Martes, 03 de diciembre de 2024

Religión en Libertad

Las capillas de la Complutense: un conflicto ideológico


El actual conflicto, provocado por el anticlericalismo de ciertos profesores y por la concepción de una educación laicista, se revela como un exponente claro de conflicto ideológico

por Roberto Esteban Duque

Opinión

Una minoría sectaria, orquestada por el actual rector de la Universidad Complutense, José Carrillo, y cuyo rostro visible asumirá Luis Enrique Otero Carvajal, decano de la Facultad de Geografía e Historia, ha retomado una campaña contra la libertad religiosa en su intento por clausurar las capillas de la Universidad, iniciada ya por el anterior rector, Carlos Berzosa, con el precedente de la profanación del oratorio en el campus de Somosaguas en marzo de 2011.

El actual conflicto, provocado por el anticlericalismo de ciertos profesores y por la concepción de una educación laicista, se revela como un exponente claro de conflicto ideológico, posibilitado, paradójicamente, por nuestro Estado democrático al no respetar el carácter público de la religión ni garantizar la libertad religiosa.

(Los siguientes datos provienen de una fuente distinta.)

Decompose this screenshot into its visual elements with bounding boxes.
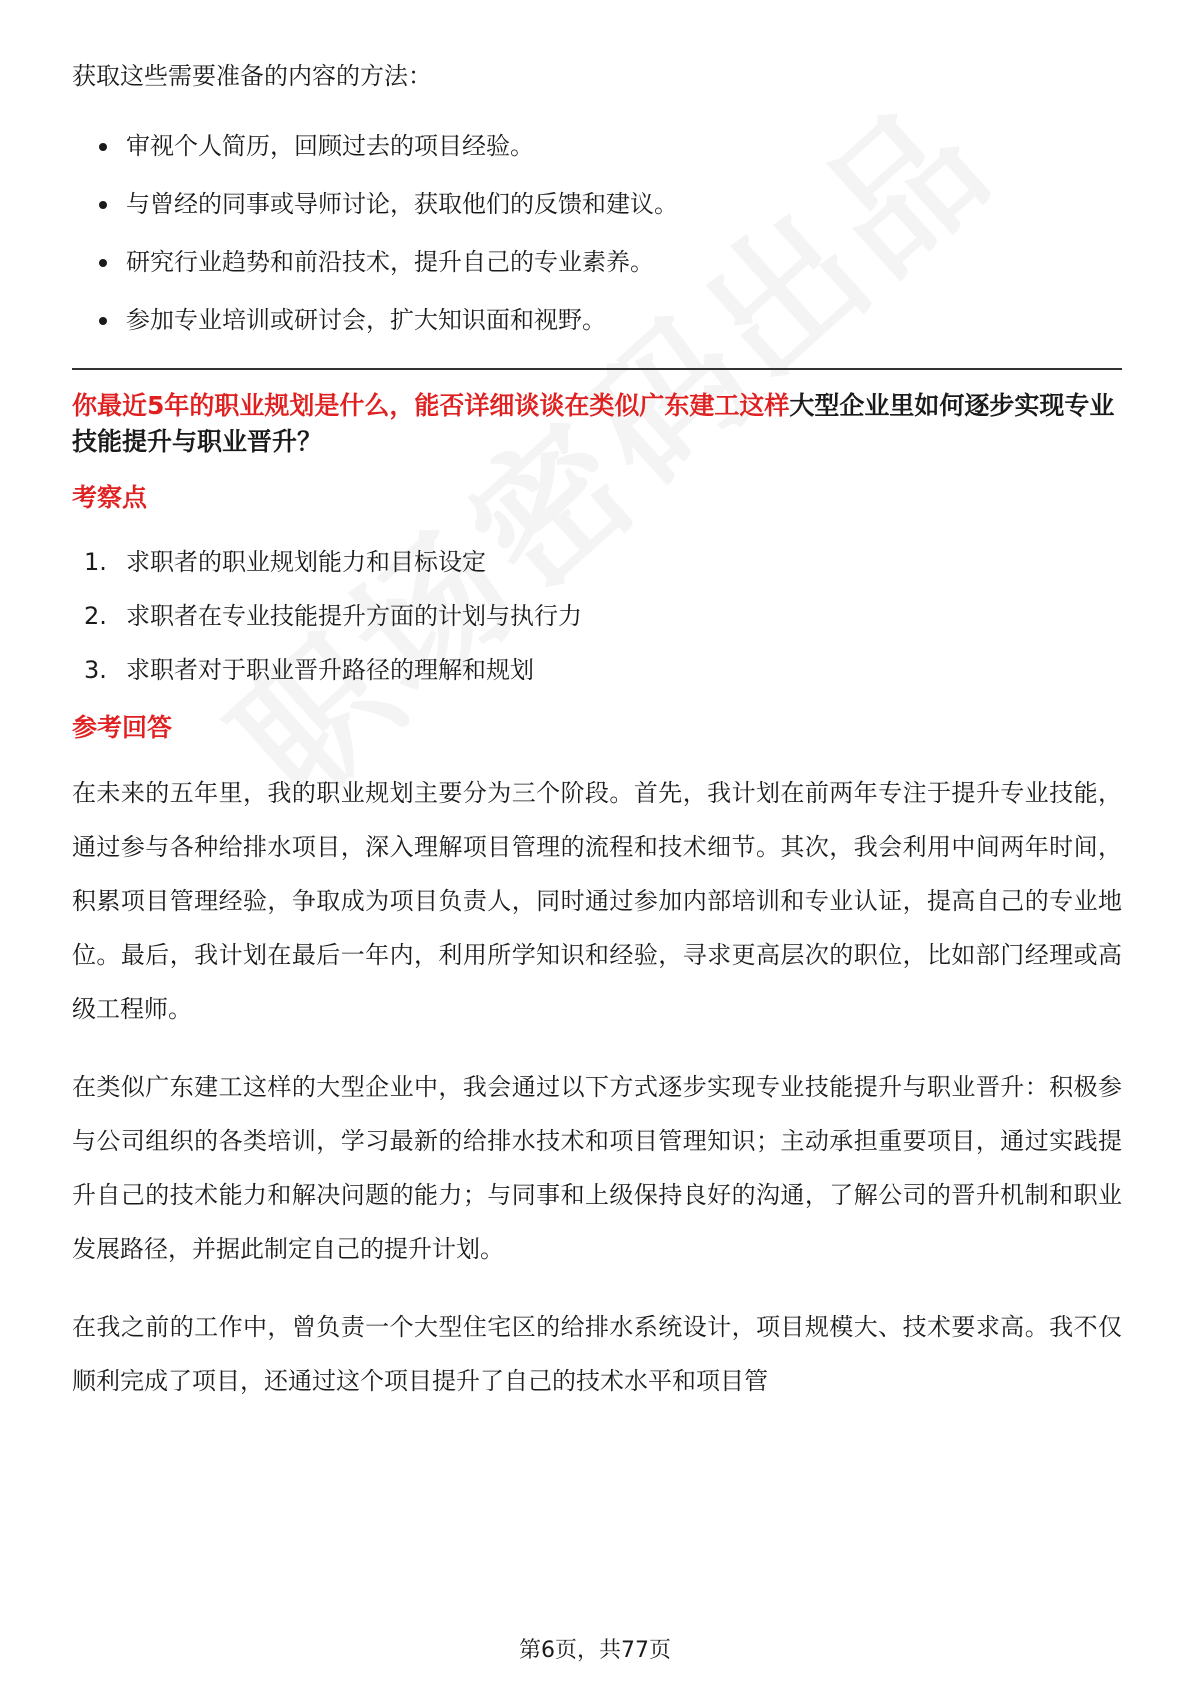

La lucha ideológica secular por dominar el êthos, una determinada cosmovisión de la persona y de la sociedad, sería la causa del actual radicalismo laicista. Utilizar la educación, las leyes, los medios de comunicación y la cultura para construir la sola ciudad humana, libre de hipotecas religiosas, es el viejo sueño y el objetivo principal de ciertos sectores, presentes en los puestos decisivos de la sociedad, la cultura y el Estado, anhelantes de guiar y educar a las nuevas generaciones.
Marcuse ya pensaba en un nuevo tipo de hombre, presupuesto de una sociedad en la que el ser humano poseyera otra sensibilidad y otra conciencia. Para ello resultaba necesaria una revolución que tendiera a una dictadura sobre la educación. Una dictadura de filósofos y profesores pedagogos cambiaría la sociedad mediante la educación. Ellos serían los transmisores de la ideología, de una nueva antropología como modo de existir, donde la vida misma, como en el caso de Foucault, constituyera el objeto de la política. Marcuse ignoraba que el deseo gobernando el mundo hace a los hombres egoístas, seres incomunicables y mezquinos.

La izquierda política universitaria parece encarnar la utopía del autor de El hombre unidimensional. El intento de privatizar el hecho religioso, además del déficit de conocimiento sobre el mensaje cristiano, expresa una política de cuño intolerante y laicista. Nadie está legitimado para prohibir el testimonio, el estilo de vida inspirado en la fe. El disenso por la vía del testimonio no puede ser negado. La autonomía del ámbito político significa velar por el cumplimiento de un orden constitucional donde la presencia pública del cristiano esté garantizada y protegida.

Una democracia coactiva se ha propuesto desacralizar la vida social y cultural, desplazar a la Iglesia católica de la vida pública, un espacio que se quiere sólo del César. Lo cual significa tanto como no reconocer los límites de la política o de la comunidad educativa, crear un germen de secularismo y activo laicismo, atacar la doctrina católica y su presencia pública en la sociedad, cuando por el contrario se encuentra obligada a la cooperación para construir la justicia.

El conflicto ideológico generado de un modo unilateral por ciertos docentes y grupos extremistas deberá resolverse -ante la imposibilidad totalitaria de clausurar las capillas de la Universidad- con el diálogo y desde el estudio de los acuerdos suscritos en 1992 entre el que fuera arzobispo de Madrid, Ángel Suquía, y el ex rector de la Universidad Complutense, Gustavo Villapalos. Es una exigencia constitucional respetar esos acuerdos en el sistema de la enseñanza pública. Está en juego la capacidad de contrarrestar la destrucción social del disenso irreconciliable y hacer posible el derecho al libre ejercicio de la religión.

La supuesta neutralidad cosmovisional del Estado debe garantizar la libertad religiosa. El intento de domesticar la religión y la Iglesia católica al poder laico, y la voluntad de la educación como medio ideal para la formación del hombre nuevo, pretendido desde el socialismo, deberá contar no sólo con un cristianismo inerte y formulista, con una vieja y anquilosada tradición, sino también con una fe viva, reconocible en la fortaleza y consistencia de la presencia pública de la Iglesia católica en nuestra sociedad.

No será fácil la solución adoptada entre un declarado activista de izquierdas, el mencionado Otero Carvajal, y el obispo auxiliar de Madrid, Mons. César Franco. Pero el lugar del cristiano es la cultura; a esa esfera pública, más allá de cualquier pacto educativo, el cristiano no renunciará.